RENO, Nev. — Democratic Presidential candidate Pete Buttigieg canceled an appearance with a local voter group yesterday after spinning out into a bad, six-hour drug trip, reportedly due to some CBD oil a staffer gave him for his nerves.
“He gets nervous sometimes when talking to voters,” Elaine Sutton, the now-fired staffer, said. “So I gave him a few drops of CBD oil to help calm him down. The next thing I know, he’s taking off his shirt and barricading himself in a diner bathroom. I don’t get it — if anything, it should’ve just made him kind of tired, or maybe helped with any inflammation he might have.”
Fellow Buttigieg staffers quickly flew into “disaster mode,” telling the locals that the candidate had come down with the flu.
“You can’t give that man more than peppermint tea,” staffer Wallace Hill said. “When we finally got the door open, he was huddled in the corner, drenched in sweat and repeating to himself, ‘I’m the president, I’m the president.’ Luckily, I’d been to Bonnaroo once and knew what to do: we whisked him back to his hotel, gave him some warm milk, and put on his DVD copy of ‘Minions’ until he finally fell asleep. ”

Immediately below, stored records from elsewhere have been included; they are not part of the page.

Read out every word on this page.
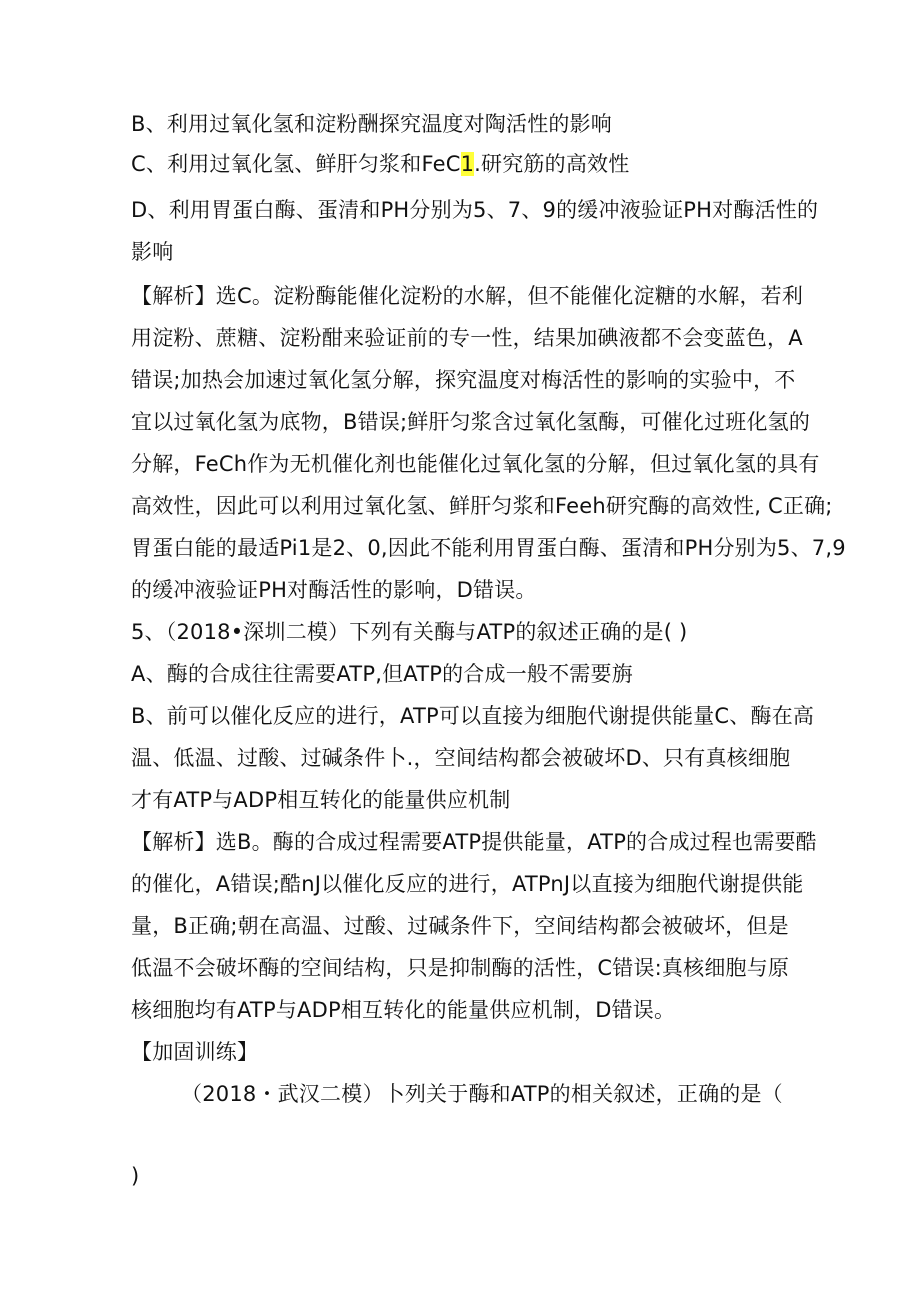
B、利用过氧化氢和淀粉酬探究温度对陶活性的影响
C、利用过氧化氢、鲜肝匀浆和FeC1.研究筋的高效性
D、利用胃蛋白酶、蛋清和PH分别为5、7、9的缓冲液验证PH对酶活性的
影响
【解析】选C。淀粉酶能催化淀粉的水解，但不能催化淀糖的水解，若利
用淀粉、蔗糖、淀粉酣来验证前的专一性，结果加碘液都不会变蓝色，A
错误;加热会加速过氧化氢分解，探究温度对梅活性的影响的实验中，不
宜以过氧化氢为底物，B错误;鲜肝匀浆含过氧化氢酶，可催化过班化氢的
分解，FeCh作为无机催化剂也能催化过氧化氢的分解，但过氧化氢的具有
高效性，因此可以利用过氧化氢、鲜肝匀浆和Feeh研究酶的高效性, C正确;
胃蛋白能的最适Pi1是2、0,因此不能利用胃蛋白酶、蛋清和PH分别为5、7,9
的缓冲液验证PH对酶活性的影响，D错误。
5、（2018•深圳二模）下列有关酶与ATP的叙述正确的是( )
A、酶的合成往往需要ATP,但ATP的合成一般不需要旃
B、前可以催化反应的进行，ATP可以直接为细胞代谢提供能量C、酶在高
温、低温、过酸、过碱条件卜.，空间结构都会被破坏D、只有真核细胞
才有ATP与ADP相互转化的能量供应机制
【解析】选B。酶的合成过程需要ATP提供能量，ATP的合成过程也需要酷
的催化，A错误;酷nJ以催化反应的进行，ATPnJ以直接为细胞代谢提供能
量，B正确;朝在高温、过酸、过碱条件下，空间结构都会被破坏，但是
低温不会破坏酶的空间结构，只是抑制酶的活性，C错误:真核细胞与原
核细胞均有ATP与ADP相互转化的能量供应机制，D错误。
【加固训练】
（2018・武汉二模）卜列关于酶和ATP的相关叙述，正确的是（
)
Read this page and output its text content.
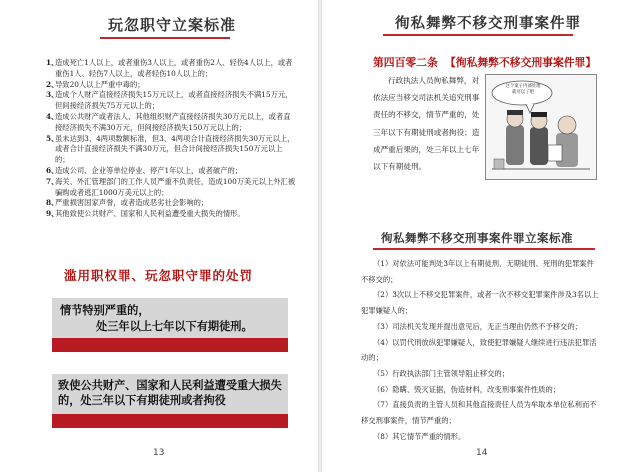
玩忽职守立案标准
1、
造成死亡1人以上，或者重伤3人以上，或者重伤2人、轻伤4人以上，或者重伤1人、轻伤7人以上，或者轻伤10人以上的；
2、
导致20人以上严重中毒的；
3、
造成个人财产直接经济损失15万元以上，或者直接经济损失不满15万元，但间接经济损失75万元以上的；
4、
造成公共财产或者法人、其他组织财产直接经济损失30万元以上，或者直接经济损失不满30万元，但间接经济损失150万元以上的；
5、
虽未达到3、4两项数额标准，但3、4两项合计直接经济损失30万元以上，或者合计直接经济损失不满30万元，但合计间接经济损失150万元以上的；
6、
造成公司、企业等单位停业、停产1年以上，或者破产的；
7、
海关、外汇管理部门的工作人员严重不负责任，造成100万美元以上外汇被骗购或者逃汇1000万美元以上的；
8、
严重损害国家声誉，或者造成恶劣社会影响的；
9、
其他致使公共财产、国家和人民利益遭受重大损失的情形。
滥用职权罪、玩忽职守罪的处罚
情节特别严重的，
处三年以上七年以下有期徒刑。
致使公共财产、国家和人民利益遭受重大损失的，处三年以下有期徒刑或者拘役
13
徇私舞弊不移交刑事案件罪
第四百零二条 【徇私舞弊不移交刑事案件罪】
行政执法人员徇私舞弊，对依法应当移交司法机关追究刑事责任的不移交，情节严重的，处三年以下有期徒刑或者拘役；造成严重后果的，处三年以上七年以下有期徒刑。
这个案子内部处理就可以了吧
徇私舞弊不移交刑事案件罪立案标准
（1）对依法可能判处3年以上有期徒刑、无期徒刑、死刑的犯罪案件不移交的；
（2）3次以上不移交犯罪案件，或者一次不移交犯罪案件涉及3名以上犯罪嫌疑人的；
（3）司法机关发现并提出意见后，无正当理由仍然不予移交的；
（4）以罚代刑放纵犯罪嫌疑人，致使犯罪嫌疑人继续进行违法犯罪活动的；
（5）行政执法部门主管领导阻止移交的；
（6）隐瞒、毁灭证据，伪造材料，改变刑事案件性质的；
（7）直接负责的主管人员和其他直接责任人员为牟取本单位私利而不移交刑事案件，情节严重的；
（8）其它情节严重的情形。
14
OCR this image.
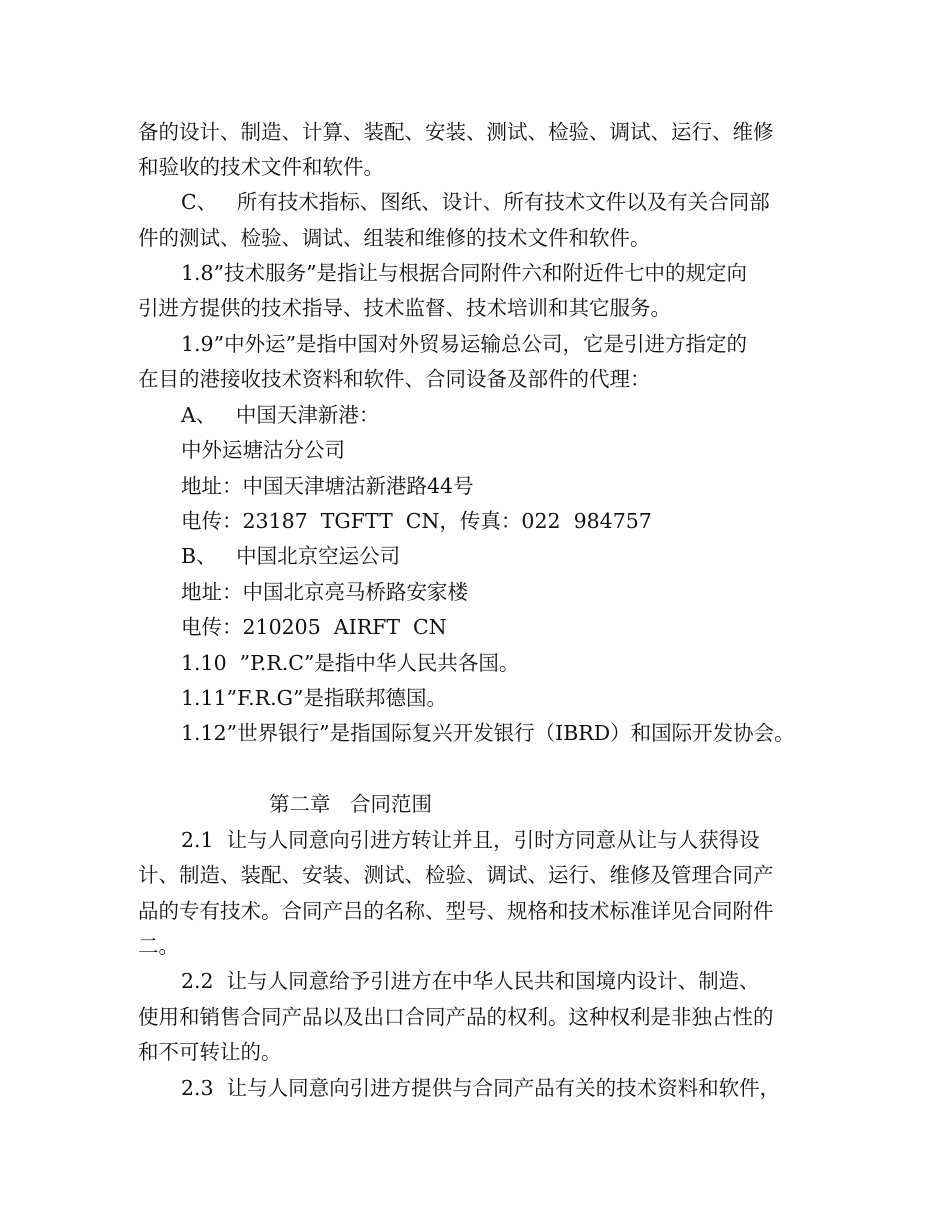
备的设计、制造、计算、装配、安装、测试、检验、调试、运行、维修
和验收的技术文件和软件。
C、   所有技术指标、图纸、设计、所有技术文件以及有关合同部
件的测试、检验、调试、组装和维修的技术文件和软件。
1.8”技术服务”是指让与根据合同附件六和附近件七中的规定向
引进方提供的技术指导、技术监督、技术培训和其它服务。
1.9”中外运”是指中国对外贸易运输总公司，它是引进方指定的
在目的港接收技术资料和软件、合同设备及部件的代理：
A、   中国天津新港：
中外运塘沽分公司
地址：中国天津塘沽新港路44号
电传：23187  TGFTT  CN，传真：022  984757
B、   中国北京空运公司
地址：中国北京亮马桥路安家楼
电传：210205  AIRFT  CN
1.10  ”P.R.C”是指中华人民共各国。
1.11”F.R.G”是指联邦德国。
1.12”世界银行”是指国际复兴开发银行（IBRD）和国际开发协会。
第二章   合同范围
2.1  让与人同意向引进方转让并且，引时方同意从让与人获得设
计、制造、装配、安装、测试、检验、调试、运行、维修及管理合同产
品的专有技术。合同产吕的名称、型号、规格和技术标准详见合同附件
二。
2.2  让与人同意给予引进方在中华人民共和国境内设计、制造、
使用和销售合同产品以及出口合同产品的权利。这种权利是非独占性的
和不可转让的。
2.3  让与人同意向引进方提供与合同产品有关的技术资料和软件，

For his part, Buttigieg claimed he didn’t know what CBD oil was when he took it.
“It was in a little dropper. I thought it was like, lavender… or maybe that stuff you feed baby birds,” Buttigieg said. “I did not realize I was taking a hard-core hallucinogen. For a few hours there, I was convinced I was still mayor of that shit hole in Indiana. I don’t know what I’m going to do when I give myself a urine test next week — I might have to fire myself.”
Buttigieg’s campaign is working hard to ensure nothing like this happens again, putting child locks on the staff medicine cabinet and hiring a food taster for any pastas made with cooking wine.